И как быть с Петей? Они с ним уже обменялись письмами. Волынский не сообщил ему, что Ольга находится в его клинике. Зачем мучить и без того натерпевшегося от жизни человека. Вот когда Ольга пойдет на поправку, он и вызовет ее мужа. Теперь он решил было вызвать Петю сюда, чтобы тот помог ему спасти Ольгу. Но, поразмыслив, отказался от этого. Он хорошо помнил, с какой одержимостью Петр относился к Ольге. Известие, что она пребывает в таком состоянии, может подкосить его. И помощник из него выйдет никудышный, сгоряча наломает дров, и тогда все пропало.
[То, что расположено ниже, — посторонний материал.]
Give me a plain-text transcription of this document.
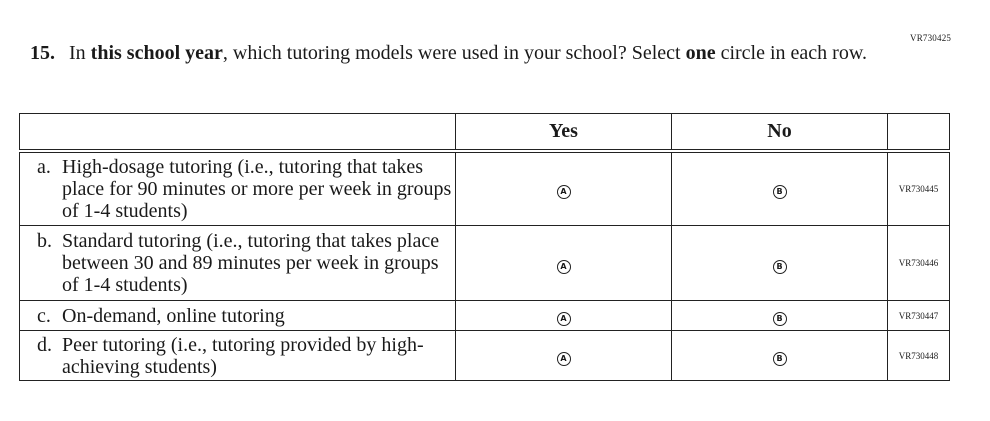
VR730425
15. In this school year, which tutoring models were used in your school? Select one circle in each row.
	Yes	No	

a. High-dosage tutoring (i.e., tutoring that takes place for 90 minutes or more per week in groups of 1-4 students)	A	B	VR730445

b. Standard tutoring (i.e., tutoring that takes place between 30 and 89 minutes per week in groups of 1-4 students)	A	B	VR730446

c. On-demand, online tutoring	A	B	VR730447

d. Peer tutoring (i.e., tutoring provided by high-achieving students)	A	B	VR730448
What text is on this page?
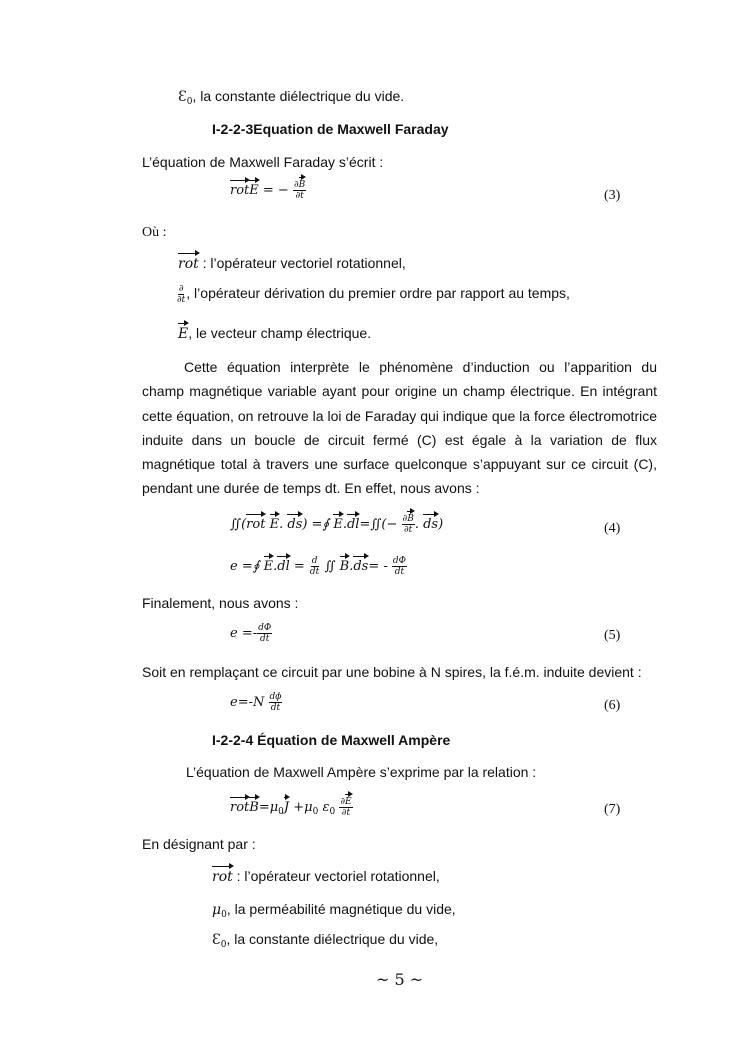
$Ɛ_0$, la constante diélectrique du vide.
I-2-2-3Equation de Maxwell Faraday
L’équation de Maxwell Faraday s’écrit :
rotE = − $\frac{\partial B}{\partial t}$	(3)
Où :
rot : l’opérateur vectoriel rotationnel,
$\frac{\partial}{\partial t}$ , l’opérateur dérivation du premier ordre par rapport au temps,
E, le vecteur champ électrique.
Cette équation interprète le phénomène d’induction ou l’apparition du champ magnétique variable ayant pour origine un champ électrique. En intégrant cette équation, on retrouve la loi de Faraday qui indique que la force électromotrice induite dans un boucle de circuit fermé (C) est égale à la variation de flux magnétique total à travers une surface quelconque s’appuyant sur ce circuit (C), pendant une durée de temps dt. En effet, nous avons :
∬(rot E. ds) =∮ E.dl=∬(− $\frac{\partial B}{\partial t}$ . ds)	(4)
e =∮ $E.dl = \frac{d}{dt}$ ∬ $B.ds= - \frac{d\Phi}{dt}$
Finalement, nous avons :
$e =- \frac{d\Phi}{dt}$	(5)
Soit en remplaçant ce circuit par une bobine à N spires, la f.é.m. induite devient :
$e=-N \frac{d\phi}{dt}$	(6)
I-2-2-4 Équation de Maxwell Ampère
L’équation de Maxwell Ampère s’exprime par la relation :
$rotB=\mu_0J +\mu_0$ $\varepsilon_0 \frac{\partial E}{\partial t}$	(7)
En désignant par :
rot : l’opérateur vectoriel rotationnel,
$\mu_0$, la perméabilité magnétique du vide,
$Ɛ_0$, la constante diélectrique du vide,
~ 5 ~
Нет, тут чем меньше посвященных, тем лучше. В нем проснулся осторожный и тертый зэк, умеющий терпеливо ждать.
Теперь ему надо быть крайне внимательным – любая, даже мельчайшая, оплошность может погубить все дело, а другого шанса не будет – Ольгу увезут в какую-либо секретную лабораторию, и он никогда до нее не доберется.
«Даже великие преступники прокалываются на мелочах… – усмехнулся он, вспомнив книги, которыми зачитывался в детстве, – а у меня психология настоящего правонарушителя и злодея. – Эта мысль его позабавила. – Хотя настоящие злодеи – те, кто заточил Ольгу в психушку и пичкал нейролептиками, – возразил он самому себе, и желание острить тут же пропало. – Нужно действовать сухо, расчетливо и мыслить на шаг вперед, предвидеть все детали. Например, в чем она поедет? Не в больничной же одежде… А первым делом – билет. Здесь, в городе, его покупать, конечно, нельзя…»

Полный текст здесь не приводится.